The 2 Tiers of Biomedical Science

July 3, 2024
  1. Tier 1: Pattern Recognition
    • This involves large-scale data analysis to identify patterns and correlations in health and medical data. The primary tools here are statistical methods and machine learning algorithms, which can sift through vast amounts of data to find associations.
    • A common issue in this tier is the replication crisis. Findings often cannot be replicated because the analyses rely heavily on statistical correlations without understanding the underlying causal mechanisms.
  2. Tier 2: Causal Investigation
    • This tier focuses on understanding the causal mechanisms behind the observed patterns. It requires designing experiments or observational studies that can test causal hypotheses.
    • The data needs for this tier are more specific and require dynamic generation. As our understanding of causal mechanisms evolves, so do the data requirements.
    • Causal explanations are crucial for answering interventional and counterfactual queries, necessary ingredients for progress in personalized medicine.

Solving the central problems in biomedical science - especially as they relate to personalized medicine - is not analogous to solving the problems in natural language processing. The focus on aggregating larger and more multi-modal datasets is an important one, however its relative importance to the advancement of science is far less than to the advancement of large language models. Much more important is the ability to generate new knowledge, and to apply it in a patient specific way. Because the number of causal conjectures relevant to some area of study are virtually limitless, no dataset is likely to be even close to adequate to the task of answering the associated sets of causal queries.

A brief example:

A cancer patient has just completed a clinical trial testing the efficacy of a new personalized tumor vaccine pipeline. After surgical removal and sequencing of her tumor, she is administered a personalized vaccine based on genetic features of her tumor (e.g., neoantigens) and her HLA profile.
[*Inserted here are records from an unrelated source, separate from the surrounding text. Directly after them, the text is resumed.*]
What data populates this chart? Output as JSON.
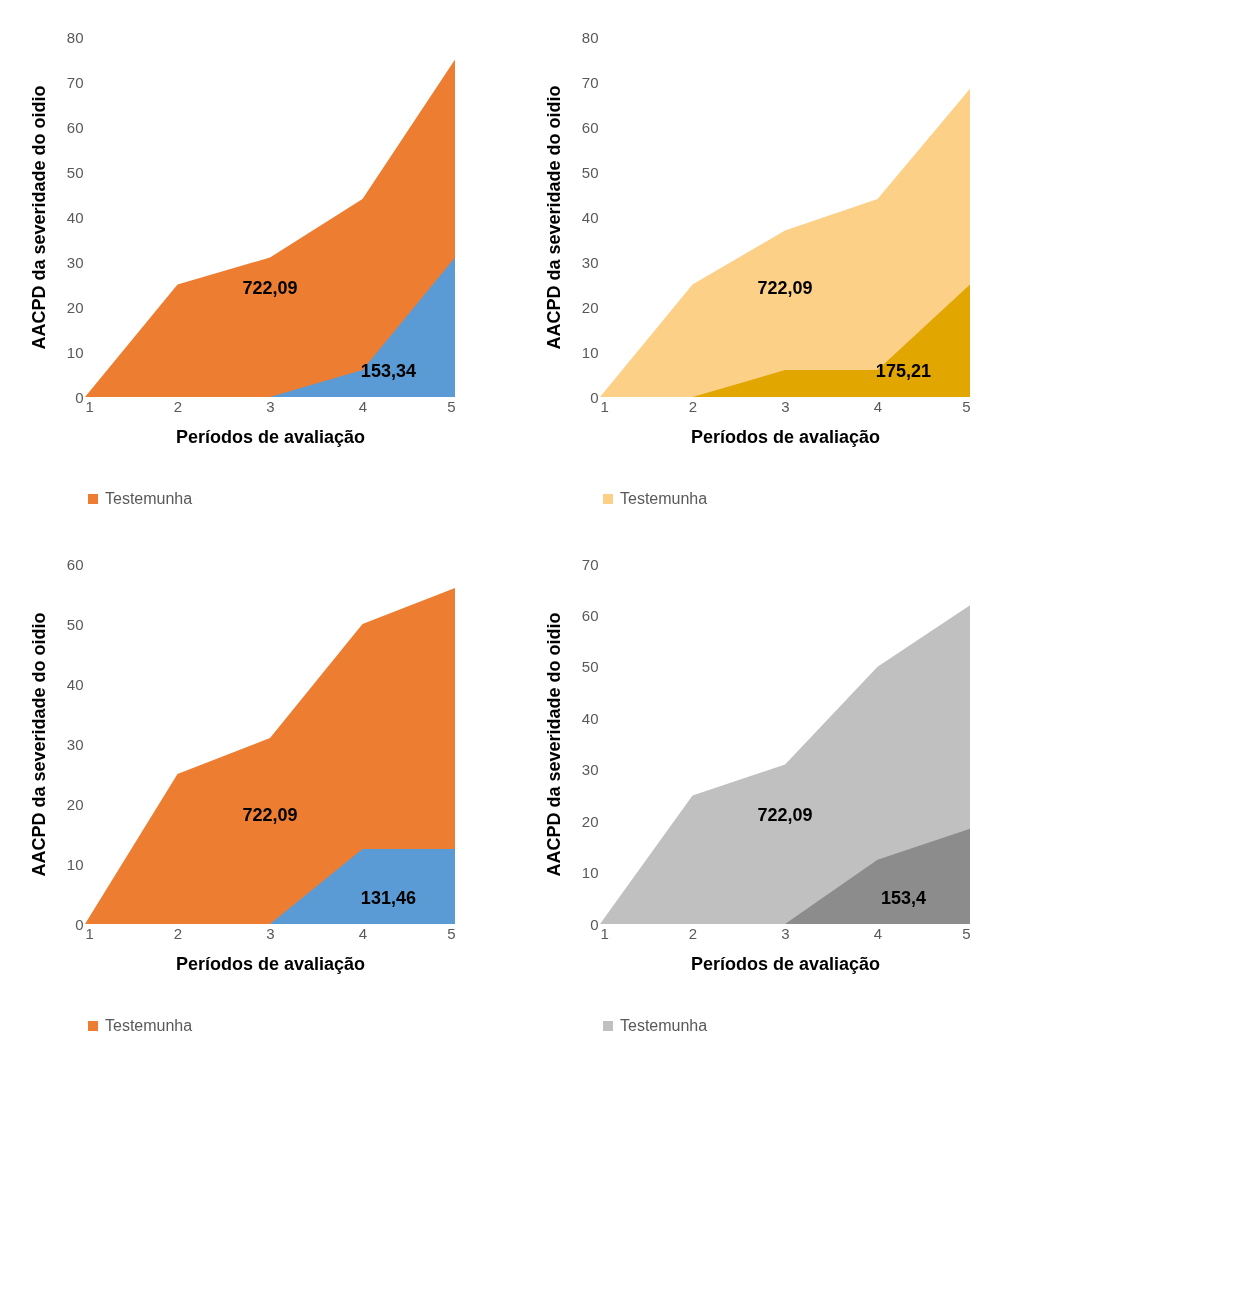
{
  "chart_data": [
    {
      "type": "area",
      "xlabel": "Períodos de avaliação",
      "ylabel": "AACPD da severidade do oidio",
      "x": [
        1,
        2,
        3,
        4,
        5
      ],
      "xlim": [
        1,
        5
      ],
      "xticks": [
        1,
        2,
        3,
        4,
        5
      ],
      "ylim": [
        0,
        80
      ],
      "yticks": [
        0,
        10,
        20,
        30,
        40,
        50,
        60,
        70,
        80
      ],
      "grid": false,
      "legend": "bottom",
      "series": [
        {
          "name": "Testemunha",
          "color": "#ed7d31",
          "values": [
            0,
            25,
            31,
            44,
            75
          ]
        },
        {
          "color": "#5b9bd5",
          "values": [
            0,
            0,
            0,
            6,
            31
          ]
        }
      ],
      "annotations": [
        "722,09",
        "153,34"
      ]
    },
    {
      "type": "area",
      "xlabel": "Períodos de avaliação",
      "ylabel": "AACPD da severidade do oidio",
      "x": [
        1,
        2,
        3,
        4,
        5
      ],
      "xlim": [
        1,
        5
      ],
      "xticks": [
        1,
        2,
        3,
        4,
        5
      ],
      "ylim": [
        0,
        80
      ],
      "yticks": [
        0,
        10,
        20,
        30,
        40,
        50,
        60,
        70,
        80
      ],
      "grid": false,
      "legend": "bottom",
      "series": [
        {
          "name": "Testemunha",
          "color": "#fdd088",
          "values": [
            0,
            25,
            37,
            44,
            68.5
          ]
        },
        {
          "color": "#e2a600",
          "values": [
            0,
            0,
            6,
            6,
            25
          ]
        }
      ],
      "annotations": [
        "722,09",
        "175,21"
      ]
    },
    {
      "type": "area",
      "xlabel": "Períodos de avaliação",
      "ylabel": "AACPD da severidade do oidio",
      "x": [
        1,
        2,
        3,
        4,
        5
      ],
      "xlim": [
        1,
        5
      ],
      "xticks": [
        1,
        2,
        3,
        4,
        5
      ],
      "ylim": [
        0,
        60
      ],
      "yticks": [
        0,
        10,
        20,
        30,
        40,
        50,
        60
      ],
      "grid": false,
      "legend": "bottom",
      "series": [
        {
          "name": "Testemunha",
          "color": "#ed7d31",
          "values": [
            0,
            25,
            31,
            50,
            56
          ]
        },
        {
          "color": "#5b9bd5",
          "values": [
            0,
            0,
            0,
            12.5,
            12.5
          ]
        }
      ],
      "annotations": [
        "722,09",
        "131,46"
      ]
    },
    {
      "type": "area",
      "xlabel": "Períodos de avaliação",
      "ylabel": "AACPD da severidade do oidio",
      "x": [
        1,
        2,
        3,
        4,
        5
      ],
      "xlim": [
        1,
        5
      ],
      "xticks": [
        1,
        2,
        3,
        4,
        5
      ],
      "ylim": [
        0,
        70
      ],
      "yticks": [
        0,
        10,
        20,
        30,
        40,
        50,
        60,
        70
      ],
      "grid": false,
      "legend": "bottom",
      "series": [
        {
          "name": "Testemunha",
          "color": "#c0c0c0",
          "values": [
            0,
            25,
            31,
            50,
            62
          ]
        },
        {
          "color": "#8c8c8c",
          "values": [
            0,
            0,
            0,
            12.5,
            18.5
          ]
        }
      ],
      "annotations": [
        "722,09",
        "153,4"
      ]
    }
  ]
}
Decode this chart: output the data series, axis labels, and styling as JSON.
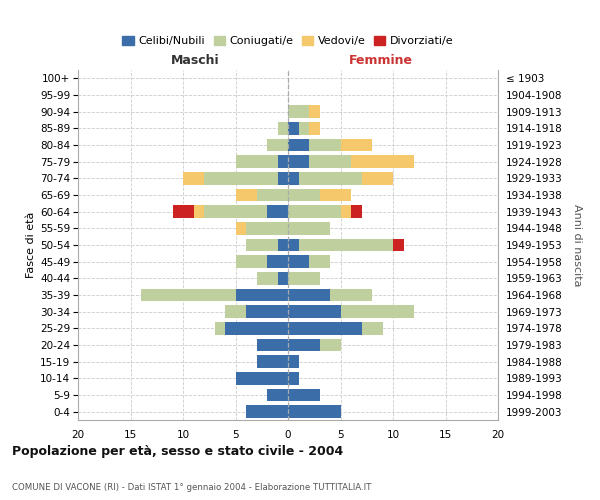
{
  "age_groups": [
    "0-4",
    "5-9",
    "10-14",
    "15-19",
    "20-24",
    "25-29",
    "30-34",
    "35-39",
    "40-44",
    "45-49",
    "50-54",
    "55-59",
    "60-64",
    "65-69",
    "70-74",
    "75-79",
    "80-84",
    "85-89",
    "90-94",
    "95-99",
    "100+"
  ],
  "birth_years": [
    "1999-2003",
    "1994-1998",
    "1989-1993",
    "1984-1988",
    "1979-1983",
    "1974-1978",
    "1969-1973",
    "1964-1968",
    "1959-1963",
    "1954-1958",
    "1949-1953",
    "1944-1948",
    "1939-1943",
    "1934-1938",
    "1929-1933",
    "1924-1928",
    "1919-1923",
    "1914-1918",
    "1909-1913",
    "1904-1908",
    "≤ 1903"
  ],
  "male_celibi": [
    4,
    2,
    5,
    3,
    3,
    6,
    4,
    5,
    1,
    2,
    1,
    0,
    2,
    0,
    1,
    1,
    0,
    0,
    0,
    0,
    0
  ],
  "male_coniugati": [
    0,
    0,
    0,
    0,
    0,
    1,
    2,
    9,
    2,
    3,
    3,
    4,
    6,
    3,
    7,
    4,
    2,
    1,
    0,
    0,
    0
  ],
  "male_vedovi": [
    0,
    0,
    0,
    0,
    0,
    0,
    0,
    0,
    0,
    0,
    0,
    1,
    1,
    2,
    2,
    0,
    0,
    0,
    0,
    0,
    0
  ],
  "male_divorziati": [
    0,
    0,
    0,
    0,
    0,
    0,
    0,
    0,
    0,
    0,
    0,
    0,
    2,
    0,
    0,
    0,
    0,
    0,
    0,
    0,
    0
  ],
  "female_celibi": [
    5,
    3,
    1,
    1,
    3,
    7,
    5,
    4,
    0,
    2,
    1,
    0,
    0,
    0,
    1,
    2,
    2,
    1,
    0,
    0,
    0
  ],
  "female_coniugati": [
    0,
    0,
    0,
    0,
    2,
    2,
    7,
    4,
    3,
    2,
    9,
    4,
    5,
    3,
    6,
    4,
    3,
    1,
    2,
    0,
    0
  ],
  "female_vedovi": [
    0,
    0,
    0,
    0,
    0,
    0,
    0,
    0,
    0,
    0,
    0,
    0,
    1,
    3,
    3,
    6,
    3,
    1,
    1,
    0,
    0
  ],
  "female_divorziati": [
    0,
    0,
    0,
    0,
    0,
    0,
    0,
    0,
    0,
    0,
    1,
    0,
    1,
    0,
    0,
    0,
    0,
    0,
    0,
    0,
    0
  ],
  "color_celibi": "#3B6EA8",
  "color_coniugati": "#BFCF9E",
  "color_vedovi": "#F5C96B",
  "color_divorziati": "#CC2222",
  "title": "Popolazione per età, sesso e stato civile - 2004",
  "subtitle": "COMUNE DI VACONE (RI) - Dati ISTAT 1° gennaio 2004 - Elaborazione TUTTITALIA.IT",
  "xlabel_left": "Maschi",
  "xlabel_right": "Femmine",
  "ylabel_left": "Fasce di età",
  "ylabel_right": "Anni di nascita",
  "xlim": 20,
  "bg_color": "#FFFFFF",
  "grid_color": "#CCCCCC"
}
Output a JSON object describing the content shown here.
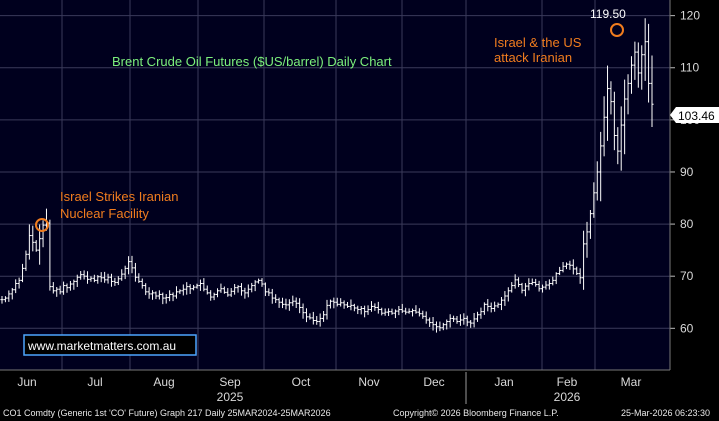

Another scientist conjectures that the time to remission after immunotherapy depends on the obvious factors (e.g., precise composition of the vaccine, the immune evasion potential of her tumor's mutations, etc.), but also on an unstudied factor:  the affects of sleep quantity and quality on the availability of cancer killing T-cells in her blood.

Investigating causal questions relating sleep quality and tumor recurrence may be relatively straightforward with an appropriate observational study in the event the explicit causal model renders the causal effect identifiable. Alternately, the causal question may not be amenable to observation alone (defeating the backdoor criterion, frontdoor adjustment, etc.) thereby necessitating a randomized controlled trial. In either case, resolving the causal questions depends on observing changes in a dynamical biological system and interpreting those changes in the context of a model. Previously collected datasets may be useful to the task but are likely to be far from sufficient.

In order to move beyond the trope that progress in biomedical science is primarily a problem of the aggregation of large datasets, we need digital infrastructure and an institutional culture that enables a shift to Tier 2 science.